“If this management team that’s currently in place doesn’t understand the urgency of the situation and is not willing to make the tough choices and adapt to these new circumstances, then they should go,” Obama said at a brief Sunday afternoon news conference here.
In similarly plain terms, he portrayed the Bush administration as dragging its feet on the home mortgage crisis, and pledged that he would act immediately upon being sworn in next month.
“We have not seen the kind of aggressive steps in the housing market [from the administration] to stem foreclosures that I would like to see,” he said.
Without going into details, he said his transition team had had conversations with Bush officials on the mortgage issue and is preparing plans.
“If it is not done during the transition it will be done by me,” he promised.
But Obama tempered his language toward Detroit and the White House with notes of caution and patience.
“If on the other hand they are willing, able and show themselves committed to making those important changes then that raises a different situation,” he said of the auto company executives.
“I think the administration understands the severity of the problem,” Obama said of President Bush, offering a more generous assessment than he'd made during the campaign. “I think they want to do the right thing.”
Obama, who warned during an appearance on Meet the Press earlier today that the economic news "is going to get worse before [it] gets better," expounded at length upon the jobs and economic growth package he began to outline in his Saturday radio address.
Citing his plans to spend money on energy efficiency, school construction, broadband and medical information technology, he explained why he was proposing infrastructure investment beyond the typical fare of roads and bridges.
Mixing job growth and technology upgrades, he said, was aimed at getting people back to work now and benefiting them again down the line.

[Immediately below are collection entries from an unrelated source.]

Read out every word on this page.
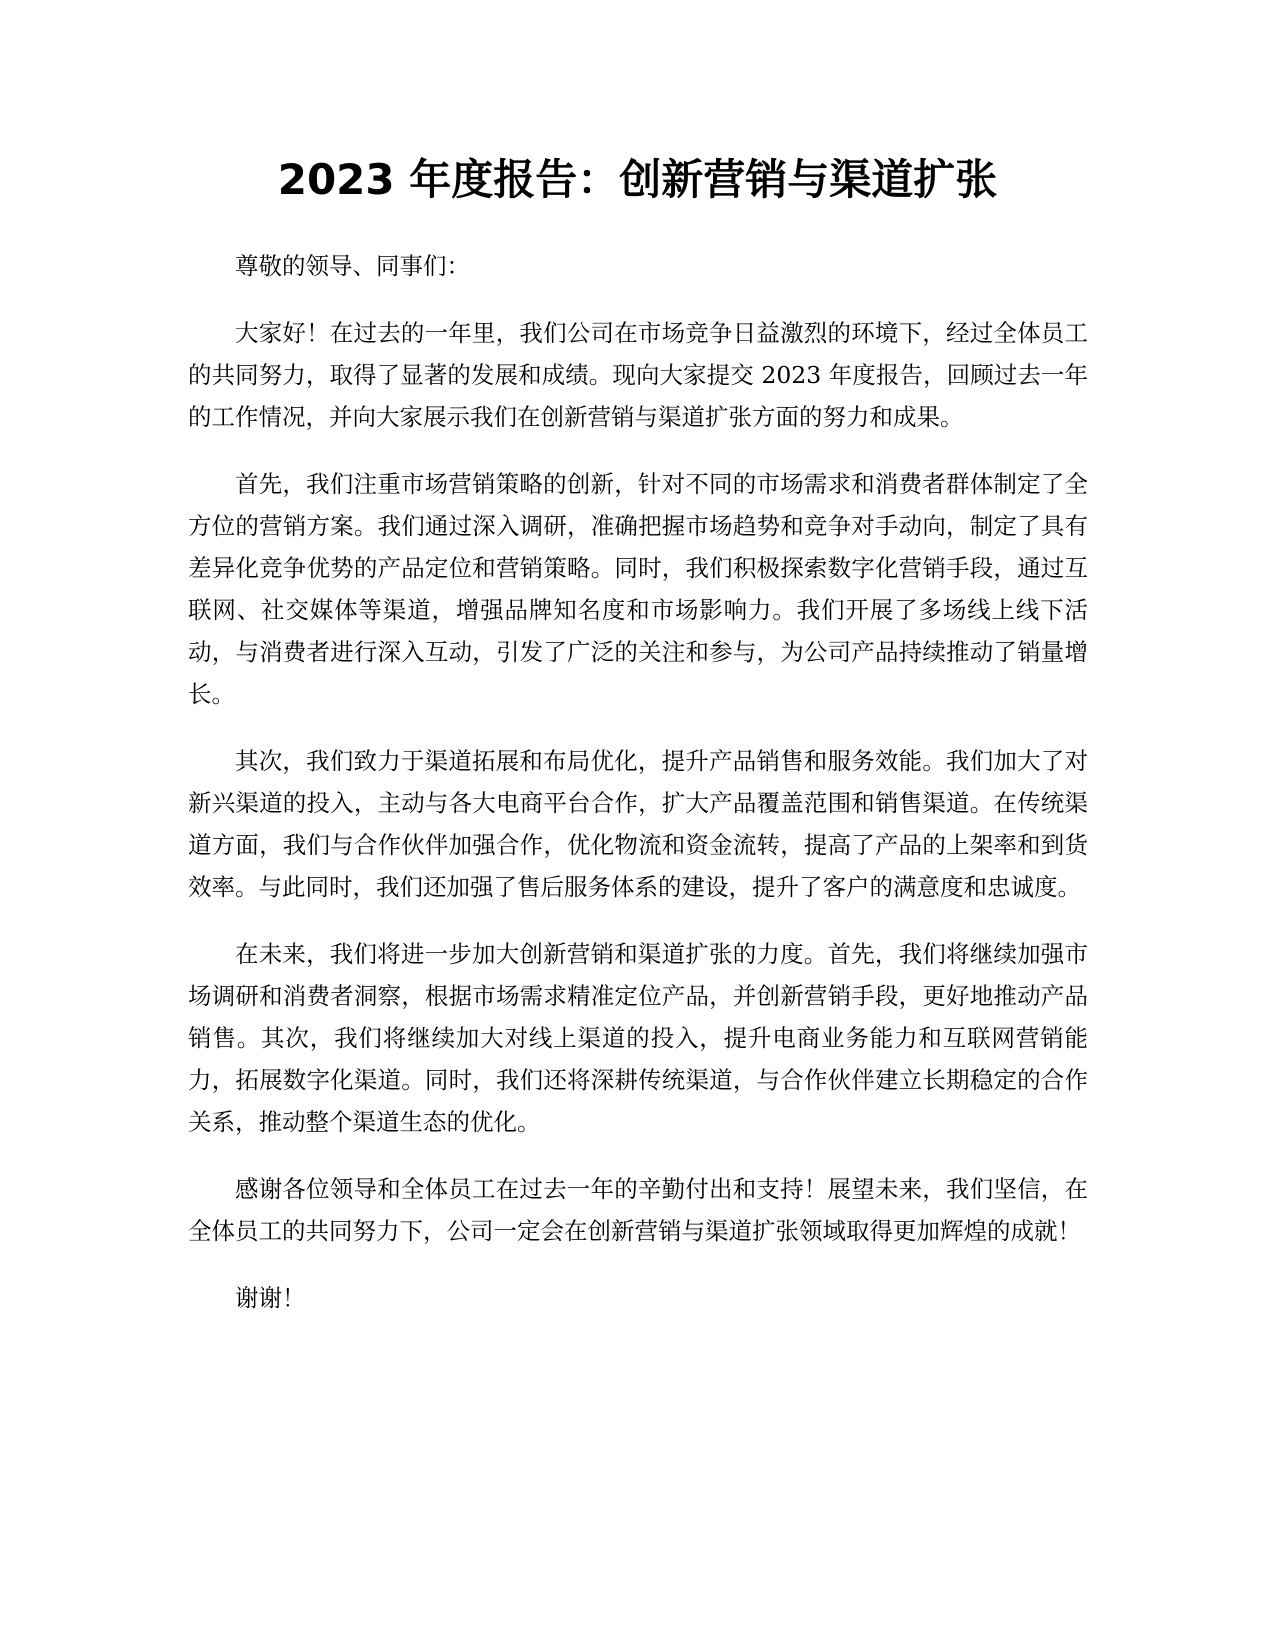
2023 年度报告：创新营销与渠道扩张

尊敬的领导、同事们：

大家好！在过去的一年里，我们公司在市场竞争日益激烈的环境下，经过全体员工的共同努力，取得了显著的发展和成绩。现向大家提交 2023 年度报告，回顾过去一年的工作情况，并向大家展示我们在创新营销与渠道扩张方面的努力和成果。

首先，我们注重市场营销策略的创新，针对不同的市场需求和消费者群体制定了全方位的营销方案。我们通过深入调研，准确把握市场趋势和竞争对手动向，制定了具有差异化竞争优势的产品定位和营销策略。同时，我们积极探索数字化营销手段，通过互联网、社交媒体等渠道，增强品牌知名度和市场影响力。我们开展了多场线上线下活动，与消费者进行深入互动，引发了广泛的关注和参与，为公司产品持续推动了销量增长。

其次，我们致力于渠道拓展和布局优化，提升产品销售和服务效能。我们加大了对新兴渠道的投入，主动与各大电商平台合作，扩大产品覆盖范围和销售渠道。在传统渠道方面，我们与合作伙伴加强合作，优化物流和资金流转，提高了产品的上架率和到货效率。与此同时，我们还加强了售后服务体系的建设，提升了客户的满意度和忠诚度。

在未来，我们将进一步加大创新营销和渠道扩张的力度。首先，我们将继续加强市场调研和消费者洞察，根据市场需求精准定位产品，并创新营销手段，更好地推动产品销售。其次，我们将继续加大对线上渠道的投入，提升电商业务能力和互联网营销能力，拓展数字化渠道。同时，我们还将深耕传统渠道，与合作伙伴建立长期稳定的合作关系，推动整个渠道生态的优化。

感谢各位领导和全体员工在过去一年的辛勤付出和支持！展望未来，我们坚信，在全体员工的共同努力下，公司一定会在创新营销与渠道扩张领域取得更加辉煌的成就！

谢谢！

“All of these things are designed to have long-term payoffs for taxpayers, not just for individual businesses,” Obama said.
Obama spoke for just under 20 minutes, taking three questions from reporters.

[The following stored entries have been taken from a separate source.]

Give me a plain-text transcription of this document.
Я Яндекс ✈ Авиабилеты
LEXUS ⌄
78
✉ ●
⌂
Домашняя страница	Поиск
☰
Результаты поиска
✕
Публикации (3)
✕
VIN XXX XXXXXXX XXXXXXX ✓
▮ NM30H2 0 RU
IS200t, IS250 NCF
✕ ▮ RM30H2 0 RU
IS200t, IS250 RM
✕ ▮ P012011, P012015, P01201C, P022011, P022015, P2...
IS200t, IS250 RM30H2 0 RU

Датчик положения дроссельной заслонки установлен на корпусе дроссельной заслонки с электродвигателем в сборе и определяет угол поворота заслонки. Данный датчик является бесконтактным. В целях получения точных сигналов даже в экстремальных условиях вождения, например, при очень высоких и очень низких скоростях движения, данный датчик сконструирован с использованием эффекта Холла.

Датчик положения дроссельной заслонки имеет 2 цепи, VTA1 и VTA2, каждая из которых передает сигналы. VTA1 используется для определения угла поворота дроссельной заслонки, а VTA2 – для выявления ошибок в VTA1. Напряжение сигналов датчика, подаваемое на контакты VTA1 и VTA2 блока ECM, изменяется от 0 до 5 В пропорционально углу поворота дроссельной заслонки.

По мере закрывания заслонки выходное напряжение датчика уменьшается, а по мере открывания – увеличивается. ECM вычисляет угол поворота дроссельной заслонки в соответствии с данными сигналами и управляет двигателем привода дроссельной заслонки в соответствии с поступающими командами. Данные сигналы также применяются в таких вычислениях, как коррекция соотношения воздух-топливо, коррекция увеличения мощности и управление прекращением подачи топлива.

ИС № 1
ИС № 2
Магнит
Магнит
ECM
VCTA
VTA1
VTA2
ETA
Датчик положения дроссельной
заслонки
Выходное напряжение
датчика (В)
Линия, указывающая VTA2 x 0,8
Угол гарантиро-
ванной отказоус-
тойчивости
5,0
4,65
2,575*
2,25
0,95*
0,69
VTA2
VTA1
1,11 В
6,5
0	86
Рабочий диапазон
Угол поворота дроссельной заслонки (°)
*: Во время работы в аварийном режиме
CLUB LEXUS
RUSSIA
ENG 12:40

The purpose of the session was to officially announce that retired Army Gen. Eric Shinseki would serve as secretary of veterans affairs in the new administration.
Obama, wearing an American flag lapel pin and standing before eight flags, used the occasion to mark the anniversary of the attack on Pearl Harbor, vowing to honor today’s veterans in the same fashion as those who fought in World War II.

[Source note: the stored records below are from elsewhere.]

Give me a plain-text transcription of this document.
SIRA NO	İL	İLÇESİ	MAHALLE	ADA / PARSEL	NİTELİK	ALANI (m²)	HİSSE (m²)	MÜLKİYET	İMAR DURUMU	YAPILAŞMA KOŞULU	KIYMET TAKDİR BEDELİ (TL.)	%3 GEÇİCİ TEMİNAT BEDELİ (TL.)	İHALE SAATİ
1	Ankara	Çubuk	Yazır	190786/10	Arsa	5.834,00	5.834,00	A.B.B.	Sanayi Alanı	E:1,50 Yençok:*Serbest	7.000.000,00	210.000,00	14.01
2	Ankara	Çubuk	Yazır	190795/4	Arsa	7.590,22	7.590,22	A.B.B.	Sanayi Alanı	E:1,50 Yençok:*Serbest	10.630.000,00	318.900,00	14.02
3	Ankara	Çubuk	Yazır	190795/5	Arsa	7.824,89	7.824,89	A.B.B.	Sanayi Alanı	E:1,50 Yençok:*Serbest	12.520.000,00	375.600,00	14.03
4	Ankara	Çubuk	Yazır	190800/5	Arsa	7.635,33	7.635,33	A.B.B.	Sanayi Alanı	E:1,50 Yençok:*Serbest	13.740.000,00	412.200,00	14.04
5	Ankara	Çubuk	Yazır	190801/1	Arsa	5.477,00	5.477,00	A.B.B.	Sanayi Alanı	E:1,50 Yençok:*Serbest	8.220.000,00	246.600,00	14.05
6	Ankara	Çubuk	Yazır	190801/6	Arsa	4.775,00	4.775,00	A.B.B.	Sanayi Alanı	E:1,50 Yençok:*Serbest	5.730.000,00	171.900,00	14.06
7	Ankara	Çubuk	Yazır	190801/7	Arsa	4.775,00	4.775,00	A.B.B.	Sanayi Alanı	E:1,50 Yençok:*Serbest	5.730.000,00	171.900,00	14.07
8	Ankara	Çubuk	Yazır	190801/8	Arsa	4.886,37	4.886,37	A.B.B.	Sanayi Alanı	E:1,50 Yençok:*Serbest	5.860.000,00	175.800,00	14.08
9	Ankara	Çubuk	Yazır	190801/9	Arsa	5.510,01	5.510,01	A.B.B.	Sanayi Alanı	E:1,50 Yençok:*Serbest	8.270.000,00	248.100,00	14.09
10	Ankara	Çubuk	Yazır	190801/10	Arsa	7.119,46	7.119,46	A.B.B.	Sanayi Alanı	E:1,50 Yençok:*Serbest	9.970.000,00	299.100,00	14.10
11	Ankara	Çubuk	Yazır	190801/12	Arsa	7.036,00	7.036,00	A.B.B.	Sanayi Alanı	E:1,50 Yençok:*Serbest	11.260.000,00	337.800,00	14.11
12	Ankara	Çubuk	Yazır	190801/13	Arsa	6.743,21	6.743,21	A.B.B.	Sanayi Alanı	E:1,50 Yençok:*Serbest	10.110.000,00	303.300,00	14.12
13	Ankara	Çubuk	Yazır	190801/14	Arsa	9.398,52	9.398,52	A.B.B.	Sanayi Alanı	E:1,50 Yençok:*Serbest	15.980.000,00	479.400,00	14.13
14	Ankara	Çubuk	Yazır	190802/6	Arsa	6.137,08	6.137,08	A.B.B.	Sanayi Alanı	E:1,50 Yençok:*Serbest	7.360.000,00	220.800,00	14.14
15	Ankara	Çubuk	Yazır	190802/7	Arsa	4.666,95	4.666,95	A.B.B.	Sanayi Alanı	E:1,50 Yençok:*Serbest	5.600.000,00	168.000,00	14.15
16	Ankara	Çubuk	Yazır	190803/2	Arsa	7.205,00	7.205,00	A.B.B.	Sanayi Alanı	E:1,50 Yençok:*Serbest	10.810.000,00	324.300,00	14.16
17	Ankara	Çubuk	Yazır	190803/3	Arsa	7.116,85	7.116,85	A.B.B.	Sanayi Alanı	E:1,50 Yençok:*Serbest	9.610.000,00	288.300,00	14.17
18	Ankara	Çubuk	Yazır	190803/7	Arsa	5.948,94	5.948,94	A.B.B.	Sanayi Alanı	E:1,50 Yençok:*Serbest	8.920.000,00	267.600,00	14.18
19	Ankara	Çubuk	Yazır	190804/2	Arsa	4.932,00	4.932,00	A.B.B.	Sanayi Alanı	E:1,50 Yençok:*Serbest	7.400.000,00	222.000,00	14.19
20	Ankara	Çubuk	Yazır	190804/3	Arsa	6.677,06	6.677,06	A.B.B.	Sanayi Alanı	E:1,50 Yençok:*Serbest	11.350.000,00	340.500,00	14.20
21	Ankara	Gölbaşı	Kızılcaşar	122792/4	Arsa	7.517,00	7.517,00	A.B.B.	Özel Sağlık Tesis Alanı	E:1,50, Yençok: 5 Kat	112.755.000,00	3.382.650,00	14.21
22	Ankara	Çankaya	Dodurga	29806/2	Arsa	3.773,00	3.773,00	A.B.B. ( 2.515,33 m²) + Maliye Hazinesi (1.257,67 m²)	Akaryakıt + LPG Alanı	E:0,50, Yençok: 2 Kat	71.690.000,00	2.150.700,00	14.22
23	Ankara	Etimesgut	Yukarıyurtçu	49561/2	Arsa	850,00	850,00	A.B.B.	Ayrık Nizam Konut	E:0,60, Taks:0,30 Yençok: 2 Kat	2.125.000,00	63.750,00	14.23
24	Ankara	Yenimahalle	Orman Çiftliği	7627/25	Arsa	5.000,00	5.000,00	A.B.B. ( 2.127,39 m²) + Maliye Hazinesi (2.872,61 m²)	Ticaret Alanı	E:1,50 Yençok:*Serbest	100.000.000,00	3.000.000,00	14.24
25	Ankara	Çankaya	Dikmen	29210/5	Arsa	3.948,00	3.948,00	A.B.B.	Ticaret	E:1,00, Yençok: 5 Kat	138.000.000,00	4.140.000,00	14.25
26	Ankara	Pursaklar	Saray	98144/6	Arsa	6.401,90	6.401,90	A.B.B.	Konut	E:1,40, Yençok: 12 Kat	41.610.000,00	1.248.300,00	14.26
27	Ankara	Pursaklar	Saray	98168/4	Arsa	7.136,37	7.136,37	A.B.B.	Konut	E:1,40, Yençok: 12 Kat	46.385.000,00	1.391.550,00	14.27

“We owe it to all our veterans to honor them as we honored our Greatest Generation – not just with words, but with deeds.”
Shinseki, a combat-wounded Vietnam veteran and former chief of staff of the Army who famously clashed with the Pentagon’s civilian leadership over Iraq war policy, also singled out the unique needs of those who have served there and in Afghanistan.
“They deserve a smooth, error-free, no-fail benefit-assured transition into our ranks of veterans,” Shinseki said. “That is our responsibility, not theirs.”